Она увидела, что дворецкий из императорской ложи, тот самый, которого она оскорбила и ударила в день, когда Суллу отдали на растерзание тиграм, тоже был здесь. Но он пришел не один. Он стоял в конце коридора, ведшего к лестницам, в окружении людей из преторианской гвардии, огромных германцев, облаченных в красные одежды и каски с плюмажем, с мечами в руках. Дворецкий явно не хотел повторения того, что уже однажды с ним приключилось.
Он, как и все, удивленно следил за Металлой, направившейся к решеткам, за которыми находились христиане. Серторий, спешивший за Металлой по коридору, вошел в этот самый момент и остановился около управляющего бестиарием.
Металла обеими руками схватилась за решетку. Она была самой большой знаменитостью цирка, а христиане приравнивались к чумным. Но Металла увидела Алию среди них, и она улыбнулась ей.
Потом она обернулась.
— Мезий! — спокойно произнесла она. — Прикажи открыть эту решетку, чтобы я смогла пойти вместе с ними.
Сверху волнами накатывал шум арены. Металла, которая победила несколько тысяч гладиаторов, которую не задело ни одно копье и не поранило ни одно лезвие, богатства которой исчислялись миллионами, хотела войти в клетку с христианами, этим отребьем империи, этими фанатиками, отказывавшимися поклоняться богам Рима и отрицавшими божественное происхождение Цезаря...
Все, пораженные происходящим, молчали. Мезий выступил вперед.
— Ты, конечно, слишком разнервничалась в ожидании этого поединка, который скоро начнется, — сказал он, — и это давит на тебя уже несколько месяцев. Напряжение помутило твой рассудок...
Он подошел к ней и осторожно взял за руку. Она взглянула на Мезия со счастливой улыбкой.
— Пойдем со мной, — продолжал он. — Я провожу тебя в твои покои, а дворецкий Хелвидий, присутствующий здесь, попросит представителей администрации, чтобы тебе, если захочешь, позволили выйти на сражение с карфагенянкой на полчаса или даже час позже, чтобы ты смогла прийти в себя. Не так ли, Хелвидий? — добавил он, поворачиваясь к дворецкому.
Металла тоже посмотрела на императорского служащего.
— Так твое имя Хелвидий? — спросила она. — Не сердись на меня за то, как я тогда с тобой поступила, я тебя не знала... Я виновата, что ударила тебя, а ведь ты был ни при чем и не мог знать, хорошо или плохо то, что ты тогда требовал.
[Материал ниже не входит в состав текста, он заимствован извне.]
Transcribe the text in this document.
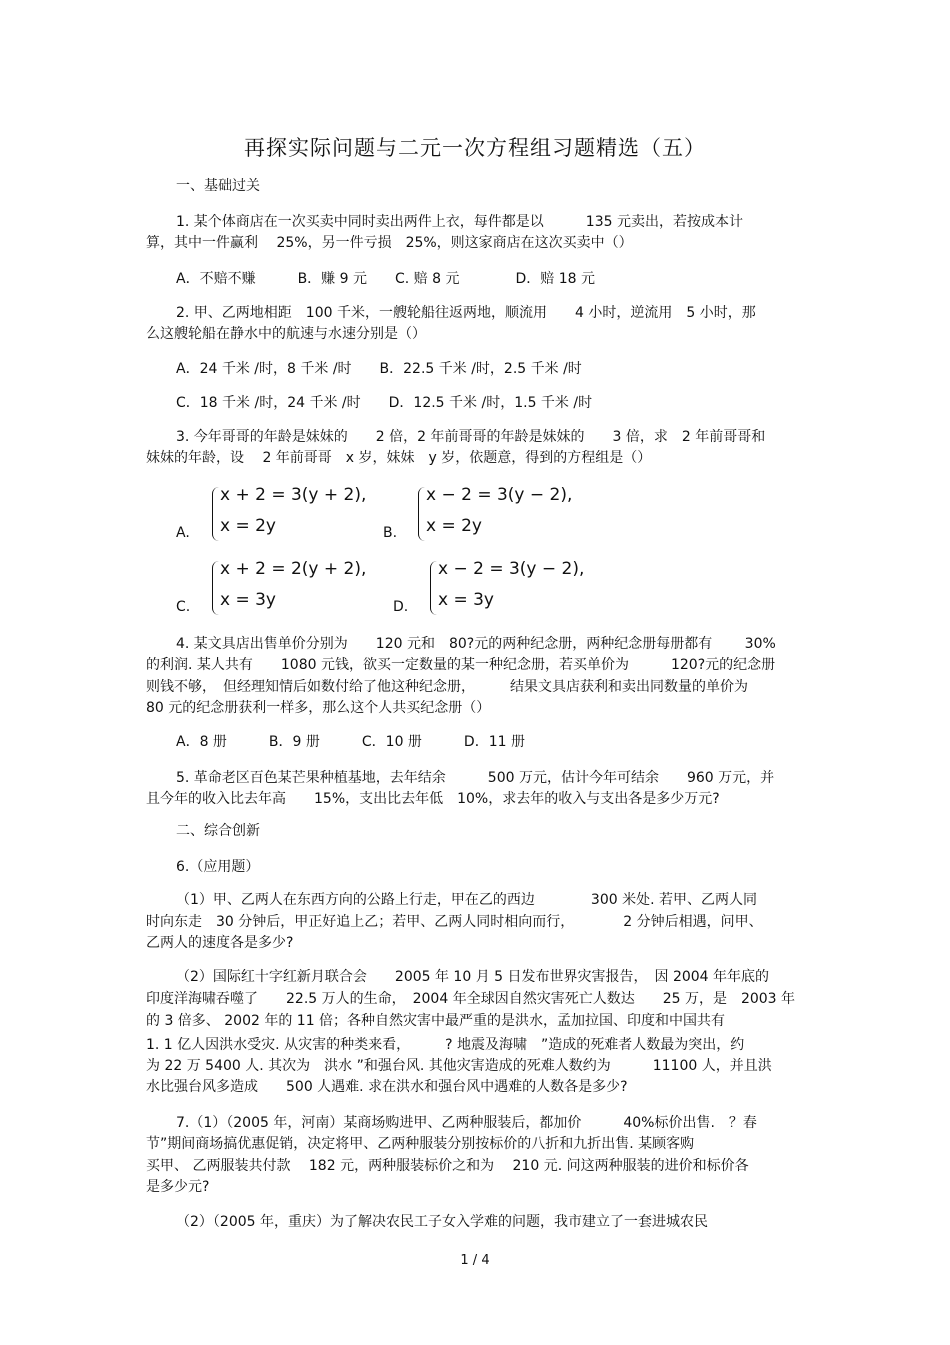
再探实际问题与二元一次方程组习题精选（五）
一、基础过关
1. 某个体商店在一次买卖中同时卖出两件上衣，每件都是以　　　135 元卖出，若按成本计
算，其中一件赢利　 25%，另一件亏损　25%，则这家商店在这次买卖中（）
A．不赔不赚　　　B．赚 9 元　　C. 赔 8 元　　　　D．赔 18 元
2. 甲、乙两地相距　100 千米，一艘轮船往返两地，顺流用　　4 小时，逆流用　5 小时，那
么这艘轮船在静水中的航速与水速分别是（）
A．24 千米 /时，8 千米 /时　　B．22.5 千米 /时，2.5 千米 /时
C．18 千米 /时，24 千米 /时　　D．12.5 千米 /时，1.5 千米 /时
3. 今年哥哥的年龄是妹妹的　　2 倍，2 年前哥哥的年龄是妹妹的　　3 倍，求　2 年前哥哥和
妹妹的年龄，设　 2 年前哥哥　x 岁，妹妹　y 岁，依题意，得到的方程组是（）
x + 2 = 3(y + 2),
x = 2y
A.
x − 2 = 3(y − 2),
x = 2y
B.
x + 2 = 2(y + 2),
x = 3y
C.
x − 2 = 3(y − 2),
x = 3y
D.
4. 某文具店出售单价分别为　　120 元和　80?元的两种纪念册，两种纪念册每册都有　　 30%
的利润. 某人共有　　1080 元钱，欲买一定数量的某一种纪念册，若买单价为　　　120?元的纪念册
则钱不够，　但经理知情后如数付给了他这种纪念册，　　　结果文具店获利和卖出同数量的单价为
80 元的纪念册获利一样多，那么这个人共买纪念册（）
A．8 册　　　B．9 册　　　C．10 册　　　D．11 册
5. 革命老区百色某芒果种植基地，去年结余　　　500 万元，估计今年可结余　　960 万元，并
且今年的收入比去年高　　15%，支出比去年低　10%，求去年的收入与支出各是多少万元?
二、综合创新
6.（应用题）
（1）甲、乙两人在东西方向的公路上行走，甲在乙的西边　　　　300 米处. 若甲、乙两人同
时向东走　30 分钟后，甲正好追上乙；若甲、乙两人同时相向而行，　　　　2 分钟后相遇，问甲、
乙两人的速度各是多少?
（2）国际红十字红新月联合会　　2005 年 10 月 5 日发布世界灾害报告，　因 2004 年年底的
印度洋海啸吞噬了　　22.5 万人的生命，　2004 年全球因自然灾害死亡人数达　　25 万，是　2003 年
的 3 倍多、 2002 年的 11 倍；各种自然灾害中最严重的是洪水，孟加拉国、印度和中国共有
1. 1 亿人因洪水受灾. 从灾害的种类来看，　　　? 地震及海啸　”造成的死难者人数最为突出，约
为 22 万 5400 人. 其次为　洪水 ”和强台风. 其他灾害造成的死难人数约为　　　11100 人，并且洪
水比强台风多造成　　500 人遇难. 求在洪水和强台风中遇难的人数各是多少?
7.（1）（2005 年，河南）某商场购进甲、乙两种服装后，都加价　　　40%标价出售.　？春
节”期间商场搞优惠促销，决定将甲、乙两种服装分别按标价的八折和九折出售. 某顾客购
买甲、 乙两服装共付款　 182 元，两种服装标价之和为　 210 元. 问这两种服装的进价和标价各
是多少元?
（2）（2005 年，重庆）为了解决农民工子女入学难的问题，我市建立了一套进城农民
1 / 4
Но мои чувства и мысли, начиная с того рокового дня, когда Сулла был брошен на растерзание тиграм, переменились, так как я стала христианкой, как те, кто за этой решеткой. И после того как я узнала, что Христос, распятый палачами на кресте, просил у Господа Бога простить их, говоря, что они невинны, так как не знали, что творили, меня мучила совесть за то, что я оскорбила тебя. Поэтому иди с миром и дай мне присоединиться к тем, кто отныне мои братья и сестры...
Тот, кого звали Хелвидием и кто, как важное государственное лицо, носил тогу, хотел было посмеяться над этой бессмыслицей, но, так как все остальные слушали ее, ничего не говоря, он растерялся, взволнованный непонятным величием произнесенных возницей слов.
Рабы в испачканных за день работы на арене туниках, служащие бестиария, пропитанные сильным запахом хищников, Мезий — все вдруг ощутили, как пошатнулся мир, к которому они привыкли и частью которого являлись, потому что такие фразы в устах знаменитой на всю империю убийцы обретали доселе неслыханную разрушительную силу.
Серторий с застывшим лицом молился про себя. На перекрестке жизни и смерти, в нескольких метрах от ложи императора Цезаря, он услышал слова Бога, сказанные возницей, лицо которой напоминало маску со шрамом. Это был всего лишь миг.
— Металла, — сказал он размеренным тоном, — мы не знаем, что и думать о твоих странных словах... Ты оскорбляешь богов, повторяя глупости того Христоса, которые ведут тебя к бесславной смерти. Ты сама сказала мне в тот самый день, что народ на трибунах не допустит отмены твоего сражения. Зачем тебе погибать от хищников, когда ты можешь славно умереть на арене?
Возница отрицательно покачала головой.